Olmert praises peace 'revolution'

Israel's premier has lauded Arab peace moves as "revolutionary", but stressed he did not accept the entire Arab plan.

Ehud Olmert gave a series of interviews with Israeli newspapers in response to the revival of a 2002 Saudi peace plan, adopted at the Arab summit in Riyadh.

He said: "We do not delude ourselves - they want us to go back to the 1967 borders and also the right of return".

Returning the 1948 Palestinian refugees to what is now Israel, is "something we certainly can't agree to", he added.

Israel rejected the Saudi plan out-of-hand when it was first proposed five years ago.

The governments of Ariel Sharon and Mr Olmert favoured unilateral withdrawals from some of the land occupied in 1967 to "disengage" from the Palestinians.

However, the idea of disengagement was discredited in 2006 when a wave of missile attacks were launched by Palestinian and Lebanese militants from territory Israel had unilaterally withdrawn from.

Comprehensive deal

The Arab plan offers the setting up of normal ties with Israel by all Arab states in return for ending the occupation of Syrian and Palestinian land and the creation of a Palestinian state.

It also calls for a "just solution" to the refugee question - in line with in UN General Assembly Resolution 194. This resolution proposes that Palestinian refugees should be allowed to go back to their homes or be compensated.

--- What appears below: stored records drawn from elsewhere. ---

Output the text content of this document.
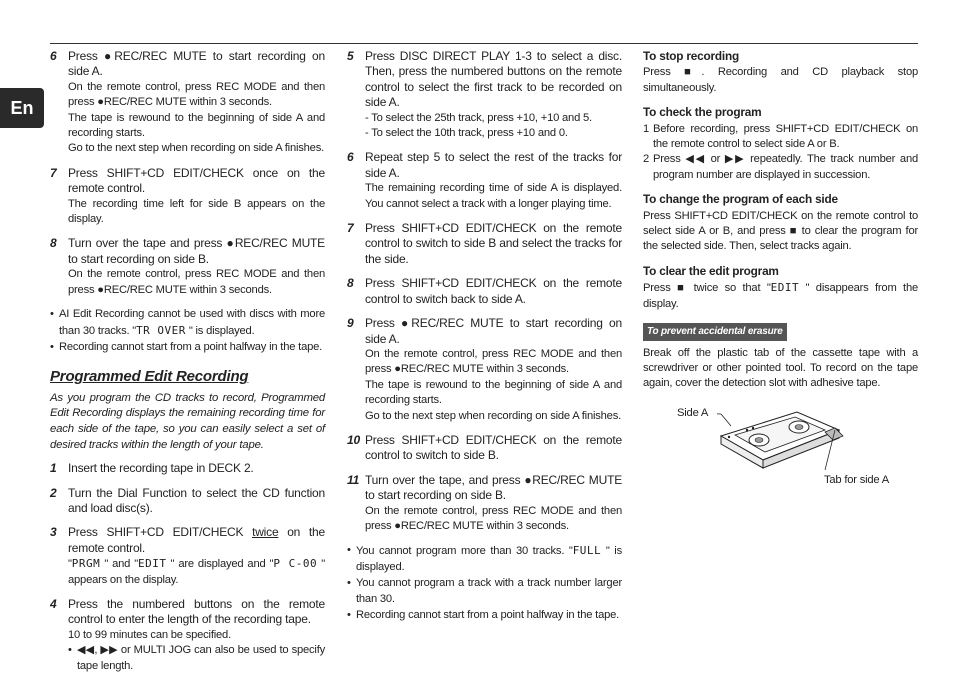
En
6 Press ●REC/REC MUTE to start recording on side A.
On the remote control, press REC MODE and then press ●REC/REC MUTE within 3 seconds.
The tape is rewound to the beginning of side A and recording starts.
Go to the next step when recording on side A finishes.
7 Press SHIFT+CD EDIT/CHECK once on the remote control.
The recording time left for side B appears on the display.
8 Turn over the tape and press ●REC/REC MUTE to start recording on side B.
On the remote control, press REC MODE and then press ●REC/REC MUTE within 3 seconds.
• AI Edit Recording cannot be used with discs with more than 30 tracks. "TR OVER " is displayed.
• Recording cannot start from a point halfway in the tape.
Programmed Edit Recording
As you program the CD tracks to record, Programmed Edit Recording displays the remaining recording time for each side of the tape, so you can easily select a set of desired tracks within the length of your tape.
1 Insert the recording tape in DECK 2.
2 Turn the Dial Function to select the CD function and load disc(s).
3 Press SHIFT+CD EDIT/CHECK twice on the remote control.
"PRGM " and "EDIT " are displayed and "P C-00 " appears on the display.
4 Press the numbered buttons on the remote control to enter the length of the recording tape.
10 to 99 minutes can be specified.
• ◀◀, ▶▶ or MULTI JOG can also be used to specify tape length.
5 Press DISC DIRECT PLAY 1-3 to select a disc. Then, press the numbered buttons on the remote control to select the first track to be recorded on side A.
- To select the 25th track, press +10, +10 and 5.
- To select the 10th track, press +10 and 0.
6 Repeat step 5 to select the rest of the tracks for side A.
The remaining recording time of side A is displayed. You cannot select a track with a longer playing time.
7 Press SHIFT+CD EDIT/CHECK on the remote control to switch to side B and select the tracks for the side.
8 Press SHIFT+CD EDIT/CHECK on the remote control to switch back to side A.
9 Press ●REC/REC MUTE to start recording on side A.
On the remote control, press REC MODE and then press ●REC/REC MUTE within 3 seconds.
The tape is rewound to the beginning of side A and recording starts.
Go to the next step when recording on side A finishes.
10 Press SHIFT+CD EDIT/CHECK on the remote control to switch to side B.
11 Turn over the tape, and press ●REC/REC MUTE to start recording on side B.
On the remote control, press REC MODE and then press ●REC/REC MUTE within 3 seconds.
• You cannot program more than 30 tracks. "FULL " is displayed.
• You cannot program a track with a track number larger than 30.
• Recording cannot start from a point halfway in the tape.
To stop recording
Press ■. Recording and CD playback stop simultaneously.
To check the program
1 Before recording, press SHIFT+CD EDIT/CHECK on the remote control to select side A or B.
2 Press ◀◀ or ▶▶ repeatedly. The track number and program number are displayed in succession.
To change the program of each side
Press SHIFT+CD EDIT/CHECK on the remote control to select side A or B, and press ■ to clear the program for the selected side. Then, select tracks again.
To clear the edit program
Press ■ twice so that "EDIT " disappears from the display.
To prevent accidental erasure
Break off the plastic tab of the cassette tape with a screwdriver or other pointed tool. To record on the tape again, cover the detection slot with adhesive tape.
Side A
Tab for side A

Mr Olmert said this week's Arab League summit in Riyadh, which had re-endorsed the plan, demonstrated a "revolutionary change in outlook".

"The countries who count in the Arab world have started to understand that Israel is not their biggest worry," he told Haaretz newspaper.

He told Yediot Ahronot there was "a real chance that within five years Israel will be able to reach a comprehensive peace deal with its enemies".

Mr Olmert is struggling with very low approval ratings among Israeli voters, with just two percent saying they trusted their prime minister in a recent opinion poll, and more than two-thirds saying they want him to resign.

More than four million UN-registered Palestinian refugees claim the right to return to homes and land taken over by Israel in 1948.

Israel fiercely opposes the refugees' claim because it would spell the end of the Jewish majority in the Jewish state.